Nel dibattito con il pubblico sono emerse anche le difficoltà che il sistema sanitario e assistenziale sta vivendo. La carenza di personale, in particolare infermieri e operatori socio-sanitari, rappresenta oggi una delle principali criticità. Volpe ha ricordato come il settore stia già pagando gli effetti del calo delle nascite registrato circa venticinque anni fa, con sempre meno giovani disponibili a entrare nelle professioni di cura.
Sono state evidenziate le difficoltà degli ospedali nel garantire i servizi durante il periodo estivo e la crescente fatica nel reperire personale qualificato.
Nel corso del confronto è stato ricordato come un infermiere, nonostante le elevate responsabilità professionali, percepisca mediamente stipendi compresi tra i 1.800 e i 1.900 euro mensili, una condizione che contribuisce a rendere meno attrattiva una professione essenziale per il funzionamento del sistema sanitario. Non sono mancati interventi e domande sulle cooperative che operano nel settore socio-assistenziale, tema che ha generato un vivace confronto tra i partecipanti. Pur riconoscendo l'impegno e la professionalità di molti operatori, è stata evidenziata la necessità di una riflessione sul modello organizzativo e sulle condizioni di lavoro offerte agli addetti del settore. Uno dei passaggi più critici dell'intervento ha riguardato la programmazione politica. Volpe ha lamentato la mancanza di una visione strategica di lungo periodo sul tema dell'invecchiamento e della non autosufficienza, sottolineando come il problema demografico rappresenti una delle principali emergenze sociali dei prossimi decenni.
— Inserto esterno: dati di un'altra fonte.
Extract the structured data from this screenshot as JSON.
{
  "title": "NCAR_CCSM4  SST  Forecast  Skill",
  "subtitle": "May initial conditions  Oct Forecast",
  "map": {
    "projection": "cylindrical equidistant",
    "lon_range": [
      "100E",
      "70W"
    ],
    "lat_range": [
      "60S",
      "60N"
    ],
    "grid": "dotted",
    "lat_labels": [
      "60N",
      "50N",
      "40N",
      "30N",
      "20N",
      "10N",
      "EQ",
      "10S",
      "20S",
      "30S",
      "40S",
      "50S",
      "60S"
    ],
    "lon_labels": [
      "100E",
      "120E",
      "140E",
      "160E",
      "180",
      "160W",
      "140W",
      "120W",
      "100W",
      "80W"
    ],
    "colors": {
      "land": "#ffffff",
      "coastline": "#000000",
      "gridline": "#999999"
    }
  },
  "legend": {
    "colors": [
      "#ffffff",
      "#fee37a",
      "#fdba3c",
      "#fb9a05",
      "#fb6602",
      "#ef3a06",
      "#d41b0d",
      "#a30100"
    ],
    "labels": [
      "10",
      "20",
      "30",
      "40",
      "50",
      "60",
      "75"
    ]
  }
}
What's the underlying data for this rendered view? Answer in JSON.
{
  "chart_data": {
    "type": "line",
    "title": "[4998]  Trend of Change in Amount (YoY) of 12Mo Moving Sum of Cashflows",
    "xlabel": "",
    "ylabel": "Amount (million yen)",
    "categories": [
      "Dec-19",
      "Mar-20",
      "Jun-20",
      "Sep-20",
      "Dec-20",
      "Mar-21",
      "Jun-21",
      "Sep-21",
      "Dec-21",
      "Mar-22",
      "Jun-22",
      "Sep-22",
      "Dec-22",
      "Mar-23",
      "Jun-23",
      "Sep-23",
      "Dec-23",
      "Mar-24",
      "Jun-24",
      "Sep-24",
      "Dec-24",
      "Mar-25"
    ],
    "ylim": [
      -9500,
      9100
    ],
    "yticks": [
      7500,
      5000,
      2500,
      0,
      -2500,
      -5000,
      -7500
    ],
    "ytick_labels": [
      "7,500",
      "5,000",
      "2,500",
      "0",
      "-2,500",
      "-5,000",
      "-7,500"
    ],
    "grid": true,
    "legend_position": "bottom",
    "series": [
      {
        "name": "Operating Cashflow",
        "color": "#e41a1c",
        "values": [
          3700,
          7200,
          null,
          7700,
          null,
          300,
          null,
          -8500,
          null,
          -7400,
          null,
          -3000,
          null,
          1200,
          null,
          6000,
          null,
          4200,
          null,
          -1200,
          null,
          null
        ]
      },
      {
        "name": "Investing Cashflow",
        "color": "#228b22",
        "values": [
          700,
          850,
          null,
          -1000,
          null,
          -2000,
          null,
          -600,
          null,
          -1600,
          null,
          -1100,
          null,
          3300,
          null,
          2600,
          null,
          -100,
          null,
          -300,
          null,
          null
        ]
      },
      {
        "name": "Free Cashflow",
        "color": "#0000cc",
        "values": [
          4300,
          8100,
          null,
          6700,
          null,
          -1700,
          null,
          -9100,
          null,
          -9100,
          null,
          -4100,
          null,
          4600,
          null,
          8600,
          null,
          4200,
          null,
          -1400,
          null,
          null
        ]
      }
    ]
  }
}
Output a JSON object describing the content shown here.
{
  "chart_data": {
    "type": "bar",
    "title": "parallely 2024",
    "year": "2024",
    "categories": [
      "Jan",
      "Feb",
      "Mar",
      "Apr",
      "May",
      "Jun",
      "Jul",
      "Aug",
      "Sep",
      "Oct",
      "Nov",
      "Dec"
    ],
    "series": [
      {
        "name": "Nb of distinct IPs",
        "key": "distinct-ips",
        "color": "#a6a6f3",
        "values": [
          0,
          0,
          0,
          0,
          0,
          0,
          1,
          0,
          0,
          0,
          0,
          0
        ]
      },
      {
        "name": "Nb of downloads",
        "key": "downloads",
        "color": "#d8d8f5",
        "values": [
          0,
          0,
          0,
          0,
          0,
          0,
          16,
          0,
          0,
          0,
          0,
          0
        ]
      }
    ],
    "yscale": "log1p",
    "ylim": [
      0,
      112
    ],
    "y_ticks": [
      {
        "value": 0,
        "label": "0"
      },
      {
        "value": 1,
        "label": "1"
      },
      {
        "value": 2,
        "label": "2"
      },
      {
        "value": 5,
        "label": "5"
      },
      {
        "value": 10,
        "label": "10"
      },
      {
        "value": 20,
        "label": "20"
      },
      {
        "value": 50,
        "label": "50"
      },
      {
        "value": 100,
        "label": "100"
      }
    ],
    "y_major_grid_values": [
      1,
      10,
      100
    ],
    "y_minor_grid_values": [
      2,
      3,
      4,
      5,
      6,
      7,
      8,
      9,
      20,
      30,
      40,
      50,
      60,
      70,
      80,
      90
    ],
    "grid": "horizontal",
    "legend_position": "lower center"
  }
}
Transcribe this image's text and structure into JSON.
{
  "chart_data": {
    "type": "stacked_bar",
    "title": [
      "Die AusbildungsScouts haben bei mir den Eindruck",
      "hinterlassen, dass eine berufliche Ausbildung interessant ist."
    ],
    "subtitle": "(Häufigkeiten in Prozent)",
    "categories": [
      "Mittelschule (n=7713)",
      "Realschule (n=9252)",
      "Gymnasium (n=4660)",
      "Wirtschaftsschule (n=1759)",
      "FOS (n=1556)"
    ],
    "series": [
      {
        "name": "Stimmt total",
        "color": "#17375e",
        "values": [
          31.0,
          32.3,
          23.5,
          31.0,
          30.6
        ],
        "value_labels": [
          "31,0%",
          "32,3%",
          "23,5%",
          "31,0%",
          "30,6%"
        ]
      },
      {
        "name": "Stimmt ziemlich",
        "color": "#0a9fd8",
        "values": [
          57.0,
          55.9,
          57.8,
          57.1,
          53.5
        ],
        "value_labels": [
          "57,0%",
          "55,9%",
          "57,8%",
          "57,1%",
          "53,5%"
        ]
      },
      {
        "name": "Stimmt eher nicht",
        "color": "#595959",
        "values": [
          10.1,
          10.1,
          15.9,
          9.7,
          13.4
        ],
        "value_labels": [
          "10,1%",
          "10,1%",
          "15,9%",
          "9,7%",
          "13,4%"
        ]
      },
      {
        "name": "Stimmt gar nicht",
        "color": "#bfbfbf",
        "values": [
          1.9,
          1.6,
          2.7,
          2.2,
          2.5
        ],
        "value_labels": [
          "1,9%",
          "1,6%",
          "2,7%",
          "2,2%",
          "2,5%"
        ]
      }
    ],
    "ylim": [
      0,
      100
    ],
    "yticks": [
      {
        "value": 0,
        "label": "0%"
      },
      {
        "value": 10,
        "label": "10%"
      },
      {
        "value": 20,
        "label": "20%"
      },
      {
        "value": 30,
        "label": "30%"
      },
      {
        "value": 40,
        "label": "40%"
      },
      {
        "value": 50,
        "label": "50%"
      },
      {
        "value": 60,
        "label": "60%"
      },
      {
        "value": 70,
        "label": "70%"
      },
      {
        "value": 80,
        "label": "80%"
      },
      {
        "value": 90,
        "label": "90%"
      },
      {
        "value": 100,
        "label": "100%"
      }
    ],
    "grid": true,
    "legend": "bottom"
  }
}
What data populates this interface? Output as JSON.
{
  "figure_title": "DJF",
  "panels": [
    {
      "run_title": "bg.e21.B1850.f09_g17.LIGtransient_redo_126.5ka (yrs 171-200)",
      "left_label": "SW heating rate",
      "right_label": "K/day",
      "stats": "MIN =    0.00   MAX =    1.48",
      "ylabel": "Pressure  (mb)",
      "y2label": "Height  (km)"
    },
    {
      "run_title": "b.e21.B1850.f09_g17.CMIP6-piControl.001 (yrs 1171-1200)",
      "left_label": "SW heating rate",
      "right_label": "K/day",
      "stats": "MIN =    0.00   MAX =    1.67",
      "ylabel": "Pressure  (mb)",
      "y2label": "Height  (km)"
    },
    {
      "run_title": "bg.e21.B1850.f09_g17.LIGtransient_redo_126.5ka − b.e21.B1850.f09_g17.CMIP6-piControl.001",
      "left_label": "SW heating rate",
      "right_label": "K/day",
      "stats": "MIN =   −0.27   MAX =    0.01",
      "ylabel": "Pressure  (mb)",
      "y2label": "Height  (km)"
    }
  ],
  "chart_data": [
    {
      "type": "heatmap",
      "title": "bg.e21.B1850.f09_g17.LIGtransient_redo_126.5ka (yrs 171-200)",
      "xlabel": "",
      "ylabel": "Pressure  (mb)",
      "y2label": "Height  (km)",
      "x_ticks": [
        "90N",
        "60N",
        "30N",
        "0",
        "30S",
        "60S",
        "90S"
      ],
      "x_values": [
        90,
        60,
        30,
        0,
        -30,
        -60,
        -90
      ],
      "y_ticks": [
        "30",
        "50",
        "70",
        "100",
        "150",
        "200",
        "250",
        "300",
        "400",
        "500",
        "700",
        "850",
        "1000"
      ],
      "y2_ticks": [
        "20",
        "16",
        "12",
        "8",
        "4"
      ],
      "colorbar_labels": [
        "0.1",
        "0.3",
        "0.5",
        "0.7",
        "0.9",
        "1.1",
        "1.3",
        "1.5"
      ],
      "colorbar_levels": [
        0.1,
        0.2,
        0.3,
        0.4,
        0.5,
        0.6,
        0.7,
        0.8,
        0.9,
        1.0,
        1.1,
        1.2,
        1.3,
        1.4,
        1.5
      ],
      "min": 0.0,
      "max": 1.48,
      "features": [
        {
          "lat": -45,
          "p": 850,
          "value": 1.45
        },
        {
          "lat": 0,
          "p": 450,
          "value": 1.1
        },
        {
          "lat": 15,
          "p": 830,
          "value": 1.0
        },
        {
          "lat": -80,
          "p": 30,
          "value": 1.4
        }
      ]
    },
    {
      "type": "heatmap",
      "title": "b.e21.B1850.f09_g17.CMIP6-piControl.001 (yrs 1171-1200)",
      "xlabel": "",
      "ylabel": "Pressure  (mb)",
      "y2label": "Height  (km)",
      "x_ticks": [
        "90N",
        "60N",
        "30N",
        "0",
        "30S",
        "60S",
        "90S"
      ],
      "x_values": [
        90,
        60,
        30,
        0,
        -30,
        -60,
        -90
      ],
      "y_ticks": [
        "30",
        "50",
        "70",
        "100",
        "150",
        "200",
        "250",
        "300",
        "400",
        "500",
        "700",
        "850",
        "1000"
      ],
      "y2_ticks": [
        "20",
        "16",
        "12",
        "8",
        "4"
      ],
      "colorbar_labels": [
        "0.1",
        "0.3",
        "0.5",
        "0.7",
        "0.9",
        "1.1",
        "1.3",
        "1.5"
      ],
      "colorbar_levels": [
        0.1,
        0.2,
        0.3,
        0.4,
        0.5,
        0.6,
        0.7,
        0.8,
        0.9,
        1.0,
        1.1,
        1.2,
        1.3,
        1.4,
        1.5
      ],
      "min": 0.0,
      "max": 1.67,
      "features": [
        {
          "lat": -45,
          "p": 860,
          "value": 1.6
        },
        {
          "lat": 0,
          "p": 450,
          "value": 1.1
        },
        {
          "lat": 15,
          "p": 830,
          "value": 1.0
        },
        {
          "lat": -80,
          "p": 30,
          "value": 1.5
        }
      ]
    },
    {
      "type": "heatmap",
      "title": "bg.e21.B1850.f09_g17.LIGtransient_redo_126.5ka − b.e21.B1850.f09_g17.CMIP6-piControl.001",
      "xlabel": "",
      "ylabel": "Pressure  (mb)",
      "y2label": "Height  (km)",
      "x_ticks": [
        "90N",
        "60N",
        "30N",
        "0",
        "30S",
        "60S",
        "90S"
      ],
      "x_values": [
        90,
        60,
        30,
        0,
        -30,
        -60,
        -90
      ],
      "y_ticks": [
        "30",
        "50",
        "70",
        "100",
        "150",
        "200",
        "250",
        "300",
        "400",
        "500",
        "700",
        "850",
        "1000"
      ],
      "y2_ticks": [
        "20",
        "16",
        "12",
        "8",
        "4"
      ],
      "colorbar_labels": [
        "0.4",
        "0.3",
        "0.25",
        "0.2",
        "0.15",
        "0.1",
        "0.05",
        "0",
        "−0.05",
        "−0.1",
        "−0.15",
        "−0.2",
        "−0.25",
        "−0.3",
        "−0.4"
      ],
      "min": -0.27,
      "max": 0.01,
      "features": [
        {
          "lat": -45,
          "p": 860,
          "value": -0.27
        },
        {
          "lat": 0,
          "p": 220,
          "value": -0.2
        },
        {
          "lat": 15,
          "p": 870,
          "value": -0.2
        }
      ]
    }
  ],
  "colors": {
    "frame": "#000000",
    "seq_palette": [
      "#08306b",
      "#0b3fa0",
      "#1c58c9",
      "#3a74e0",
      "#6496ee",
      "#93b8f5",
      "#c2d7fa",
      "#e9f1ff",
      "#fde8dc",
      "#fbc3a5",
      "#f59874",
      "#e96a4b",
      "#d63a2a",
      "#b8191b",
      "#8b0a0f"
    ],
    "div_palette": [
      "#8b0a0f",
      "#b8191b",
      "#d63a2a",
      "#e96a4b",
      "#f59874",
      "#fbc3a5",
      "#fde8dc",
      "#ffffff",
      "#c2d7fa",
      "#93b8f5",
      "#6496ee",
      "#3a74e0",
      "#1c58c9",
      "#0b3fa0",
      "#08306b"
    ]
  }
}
L'incontro si è concluso con l'auspicio che occasioni di confronto come questa possano contribuire ad aumentare la consapevolezza dei cittadini e stimolare una partecipazione attiva della comunità. Perché, come emerso nel corso della serata, il futuro di un Paese che invecchia riguarda tutti e richiede l'impegno condiviso di istituzioni, associazioni e cittadini. Una sfida che non può più essere rinviata e che impone di ripensare servizi, assistenza, politiche familiari e modelli di convivenza, per garantire qualità della vita alle generazioni future e dignità a quelle che stanno invecchiando oggi.